Читаем История частной жизни. Том 3: От Ренессанса до эпохи Просвещения полностью

Прежний порядок существовал за счет напряжения между разными группами и угрозы нарушения равновесия между ними, когда государь выступал в качестве арбитра, легко улаживавшего мелкие разногласия. Новый политический идеал с необходимой силой собирал воедино однонаправленные устремления граждан. И если Сен–Жюст считал постоянство в дружбе одним из краеугольных камней республиканской добродетели, то, по сути, это был способ придать гражданской солидарности эмоциональную окраску. Роже Шартье, анализируя предложенную Норбертом Элиасом модель воспроизведения монархии, в качестве ключа к ее пониманию выделяет следующий пассаж из книги «О процессе цивилизации»: «Равновесие в этом отмеченном напряженностью соотношении между различными социальными группами, примерно равными по своей социальной силе, так же как и амбивалентное отношение каждой из этих групп к могущественному государю, занимающему центральное положение, конечно, не были творением того или иного короля. Но стоило возникнуть такой констелляции, характеризуемой чрезвычайно сильной напряженностью, как поддержание этого подвижного равновесия превратилось в жизненно важную задачу центрального правителя»[27]

. Это отчасти объясняет, почему королевские институты поощряли развитие частной сферы: установление баланса внутри отдельно взятой социальной группы увеличивало степень ее автономности, а соперничество с другими группами делало ее более крепкой и подвижной. Считалось желательным, чтобы каждый оставался в пределах своего существования, при условии, что оно не слишком диссонировало с окружающими; отсюда склонность к конформизму, неприятие индивидуализма, поддержание внутренней дисциплины, рекомендуемое как моральными, так и политическими авторитетами. Осуществляя административное замирение, Старый порядок поддерживал те сообщества (прежде всего семью), которые замыкались в своих узких заботах и не испытывали беспокойства по поводу собственного выживания, что позволяло соединять в единый комплекс — хотя бы на уровне репрезентаций — обязанность любить, чувства страха и солидарности. Не стоит удивляться, что такая диспозиция поощряет деспотизм, то есть в точном смысле слова домашнюю тиранию, и оскорбляет чувствительность, поскольку в семьях, не обремененных нуждой, эмоции бьют через край. Достаток, будь он буржуазным или дворянским, знакомит с радостями комфорта и досуга, способствует ослаблению властного контроля. Однако последний может внезапно самоутверждаться, обрекая одних членов семьи на безбрачие, а других — на нежеланные союзы. Семейные структуры подрываются изнутри разочарованием и недовольством, обнаруживая абсурдное несоответствие между навязываемыми жертвами и ничтожностью поставленных задач. Только гражданственный восторг, хвалы которому не утихают в воинственных речах Древних, дает индивидууму истинную цель, достойную его безграничной преданности. Иной эмоциональной и воспитательной модели у юношества нет; пыл Контрреформации иссяк, благочестие теряет свою аудиторию.

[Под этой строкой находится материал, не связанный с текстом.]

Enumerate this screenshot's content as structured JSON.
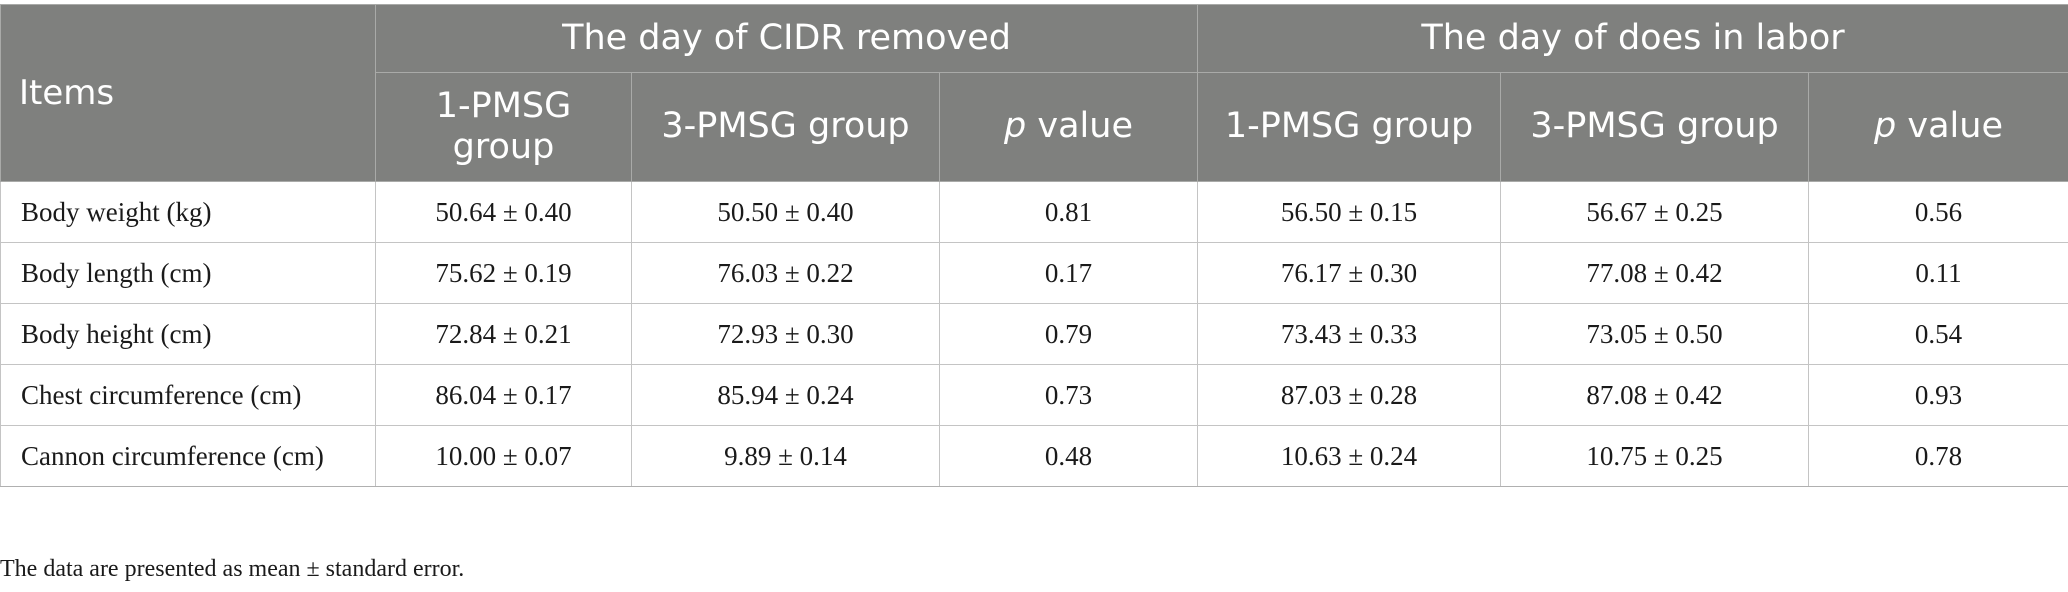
{
  "table": {
    "items_header": "Items",
    "groups": [
      {
        "label": "The day of CIDR removed"
      },
      {
        "label": "The day of does in labor"
      }
    ],
    "subheaders": [
      {
        "label": "1-PMSG group"
      },
      {
        "label": "3-PMSG group"
      },
      {
        "p": "p",
        "rest": " value"
      },
      {
        "label": "1-PMSG group"
      },
      {
        "label": "3-PMSG group"
      },
      {
        "p": "p",
        "rest": " value"
      }
    ],
    "rows": [
      {
        "item": "Body weight (kg)",
        "values": [
          "50.64 ± 0.40",
          "50.50 ± 0.40",
          "0.81",
          "56.50 ± 0.15",
          "56.67 ± 0.25",
          "0.56"
        ]
      },
      {
        "item": "Body length (cm)",
        "values": [
          "75.62 ± 0.19",
          "76.03 ± 0.22",
          "0.17",
          "76.17 ± 0.30",
          "77.08 ± 0.42",
          "0.11"
        ]
      },
      {
        "item": "Body height (cm)",
        "values": [
          "72.84 ± 0.21",
          "72.93 ± 0.30",
          "0.79",
          "73.43 ± 0.33",
          "73.05 ± 0.50",
          "0.54"
        ]
      },
      {
        "item": "Chest circumference (cm)",
        "values": [
          "86.04 ± 0.17",
          "85.94 ± 0.24",
          "0.73",
          "87.03 ± 0.28",
          "87.08 ± 0.42",
          "0.93"
        ]
      },
      {
        "item": "Cannon circumference (cm)",
        "values": [
          "10.00 ± 0.07",
          "9.89 ± 0.14",
          "0.48",
          "10.63 ± 0.24",
          "10.75 ± 0.25",
          "0.78"
        ]
      }
    ]
  },
  "footnote": "The data are presented as mean ± standard error.",
  "colors": {
    "header_bg": "#7f807e",
    "header_text": "#ffffff",
    "grid": "#c4c4c4"
  }
}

Так высвобождается пространство для иллюзии, которую позже, когда станет возможным оценить плоды Революции и ее способность воплотить чаяния общественного мнения последних лет монархии, будет обличать Бенжамен Констан. В предисловии к изданию его политических сочинений («О свободе у людей Нового времени»[28]

) Марсель Гоше подчеркивает, что писатель испытывал ужас перед тем «почти беспредельным господством над человеческим существованием», которое политическая философия конца XVIII века, от Мабли и Руссо вплоть до Филанджери, считала позволительной для новой власти, видевшейся им безгрешной, во всех отношениях неподкупной, способной очистить общественное тело от закрытых абсцессов приватного эгоизма.